How is it midsummer weekend already? In my part of London we’ve only just started getting those balmy sunny evenings. They have been so few that we’ve savoured each one til the last trickle of light fades behind the trees and the Salvation Army tower visible from that special corner of the garden.
Of course there are parts of the world where the sunlight doesn’t fade til well after midnight and this weekend in particular celebrations are unlikely to do so too. In Scandinavia Midsummer is a celebration almost as large as Christmas. Planning starts well in advance and the wine and nibbles I enjoy in my peaceful garden wouldn’t quite cut it.
How Midsummer celebrations started
In agrarian times as early as the 1500s, Midsummer celebrations in Sweden welcomed summertime and the season of fertility. In some areas people dressed up in ferns as ‘green men’. They decorated their houses, tables and farm tools with foliage and danced around maypoles.

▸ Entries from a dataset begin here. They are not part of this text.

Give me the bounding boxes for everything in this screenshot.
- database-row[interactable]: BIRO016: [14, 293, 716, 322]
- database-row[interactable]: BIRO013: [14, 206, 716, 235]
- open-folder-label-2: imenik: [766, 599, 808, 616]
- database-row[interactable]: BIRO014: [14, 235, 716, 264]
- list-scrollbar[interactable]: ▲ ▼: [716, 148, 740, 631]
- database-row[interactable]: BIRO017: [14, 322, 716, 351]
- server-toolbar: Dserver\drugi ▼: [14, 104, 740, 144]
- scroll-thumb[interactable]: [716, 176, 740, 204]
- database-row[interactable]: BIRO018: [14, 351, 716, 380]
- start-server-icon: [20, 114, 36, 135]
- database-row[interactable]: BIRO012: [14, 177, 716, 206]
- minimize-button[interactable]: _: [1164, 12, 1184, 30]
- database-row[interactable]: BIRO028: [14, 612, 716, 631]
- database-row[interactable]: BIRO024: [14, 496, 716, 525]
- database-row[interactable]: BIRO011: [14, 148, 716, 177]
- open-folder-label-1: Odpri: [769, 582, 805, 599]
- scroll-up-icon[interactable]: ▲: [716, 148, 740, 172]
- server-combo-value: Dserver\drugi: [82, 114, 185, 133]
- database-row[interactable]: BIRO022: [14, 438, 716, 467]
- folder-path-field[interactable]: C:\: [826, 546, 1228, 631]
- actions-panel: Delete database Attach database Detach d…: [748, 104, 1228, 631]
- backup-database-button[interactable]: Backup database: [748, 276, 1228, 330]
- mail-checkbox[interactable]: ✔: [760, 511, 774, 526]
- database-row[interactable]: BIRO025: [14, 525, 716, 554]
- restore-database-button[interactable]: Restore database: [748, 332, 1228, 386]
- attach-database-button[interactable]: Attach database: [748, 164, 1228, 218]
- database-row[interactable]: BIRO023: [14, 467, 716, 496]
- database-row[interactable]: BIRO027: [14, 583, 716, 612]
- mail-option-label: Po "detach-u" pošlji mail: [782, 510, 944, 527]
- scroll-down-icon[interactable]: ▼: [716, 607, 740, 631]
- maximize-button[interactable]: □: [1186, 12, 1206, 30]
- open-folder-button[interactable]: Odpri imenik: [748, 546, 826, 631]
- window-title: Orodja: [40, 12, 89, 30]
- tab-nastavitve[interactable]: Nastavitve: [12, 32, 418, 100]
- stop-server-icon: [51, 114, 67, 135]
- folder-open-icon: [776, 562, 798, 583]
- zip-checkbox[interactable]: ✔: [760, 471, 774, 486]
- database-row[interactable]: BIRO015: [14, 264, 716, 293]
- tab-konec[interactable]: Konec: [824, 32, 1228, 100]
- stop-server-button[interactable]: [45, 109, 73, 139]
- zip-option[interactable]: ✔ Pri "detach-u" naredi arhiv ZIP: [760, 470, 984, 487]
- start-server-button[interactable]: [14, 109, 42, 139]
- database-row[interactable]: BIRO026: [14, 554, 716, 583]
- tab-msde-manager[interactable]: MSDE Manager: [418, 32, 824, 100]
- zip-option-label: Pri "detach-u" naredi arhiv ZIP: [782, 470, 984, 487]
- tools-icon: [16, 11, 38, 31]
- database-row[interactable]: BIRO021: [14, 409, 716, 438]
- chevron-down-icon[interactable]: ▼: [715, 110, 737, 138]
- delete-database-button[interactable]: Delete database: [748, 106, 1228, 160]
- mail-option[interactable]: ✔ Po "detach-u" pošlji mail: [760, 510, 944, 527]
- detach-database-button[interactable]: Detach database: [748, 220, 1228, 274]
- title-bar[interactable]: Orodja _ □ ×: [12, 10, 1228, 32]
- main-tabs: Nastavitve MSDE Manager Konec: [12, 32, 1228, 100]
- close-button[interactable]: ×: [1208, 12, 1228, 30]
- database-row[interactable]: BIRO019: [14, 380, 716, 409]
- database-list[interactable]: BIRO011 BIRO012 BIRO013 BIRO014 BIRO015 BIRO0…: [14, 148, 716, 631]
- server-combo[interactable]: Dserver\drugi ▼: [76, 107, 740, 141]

Midsummer is also thought to be a night of magic. Fortunes are told, water turns to wine and plants take on healing properties for just one night. One aspect that has remained consistent over the years is the idea of feasting on this day.
A typical Swedish Midsummer menu starts with herring
There is an old Swedish saying that if there is no herring on the table, there’s no party. I must admit that I’ve not been a fan of herring in its pickled form but at a recent Midsummer party I was pleasantly surprised by this Apple and Herring starter. It was light and very un-fishy. Simply mix chopped herring with thinly sliced apples and creme fraiche, season and add some dill. Easy.
It’s also rather nice in macaroni cheese or gratin dauphinois. Trust me. There’s not even a hint of fishiness!
Meatballs are essential on the Smorgasbord
In the early 18th century when Charles XII of Sweden was in exile in Istanbul he was so enamoured with meatballs that he took the recipe home. They were traditionally reserved for the upper classes and served with gravy, boiled potatoes and lingonberry jam but nowadays anything goes. My girls (who are as carnivorous as T Rexes) enjoyed them simply drizzled with yoghurt and a side order of tomatoes.
Let’s not forget the bread and pickled onions
Swedish crispbread is one of the wonders of the universe. I have tasted none better than Leksands which you can buy online (or stash a load next time you’re in Scandinavia like I did when I went to Copenhagen. Yes as much as they hate the Swedes the Danes sell my favourite crispbread in most supermarkets and at a fraction of the price you pay here)
And pickled onions. Let’s not forget those. I really don’t like the British pickled onion. Preserved whole in a most unappetising brown vinegar. Bleurgh!! It simply doesn’t appeal. Take a red onion, blanch it in boiling water and then add lemon juice however and you have a completely different bowl of merriment for merrymaking.